Why tweaking matters
The other day, some scientists succeeded in classifying communication signals of 22 Egyptian fruit bats (Rousettus aegyptiacus), by observing their behaviours for 75 days. The scientists applied a modified speech recognition machine learning algorithm to classify their conversations. They fed 15,000 calls into the software. They then analyzed the corresponding video to see if they could match the calls to certain activities. At the end, it turned out, that 60 percent of their signals (which were initially thought of as random signals) can be classified into four types: arguing about food, dispute about their positions within the sleeping cluster, unwanted mating advances and argues with another bat sitting too close. Moreover, they treat each other as individuals (altering signals regarding to whom they are sending the message), which is very rare between nonhuman species.

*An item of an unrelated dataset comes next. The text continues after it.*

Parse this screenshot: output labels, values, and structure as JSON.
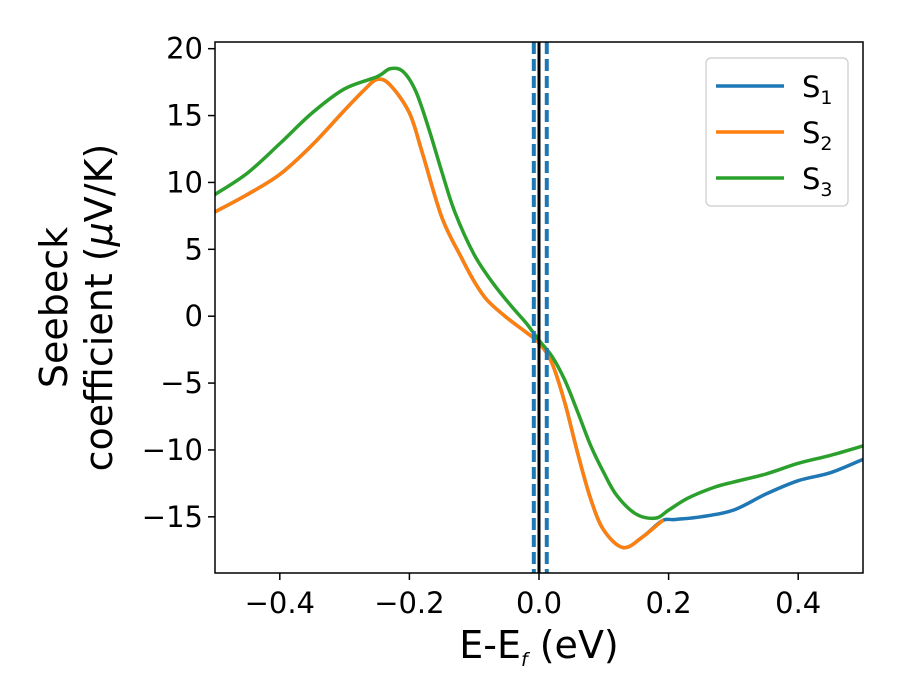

They used modified speech recognition systems (based on MFCC, originally developed for humans) for feature extraction and Gaussian Mixture Model for classificating the signals. 

Why I think these news are important is, that it turns out that understanding nonhuman intelligence, even with the case of other familiar species around us, involves such sophisticated technology. Why not imagine this type of research & communication in an extraterrestrial context? It appears to be evident that interpreting foreign, cross-dimensional languages and messages should also involve some type of similar "meta-interpretive" technology that we find today in different branches of Machine Learning. As Paul Davies points out in his book Eerie Silence, "if we ever encounter extraterrestrial intelligence, I believe it is very likely to be postbiological in nature."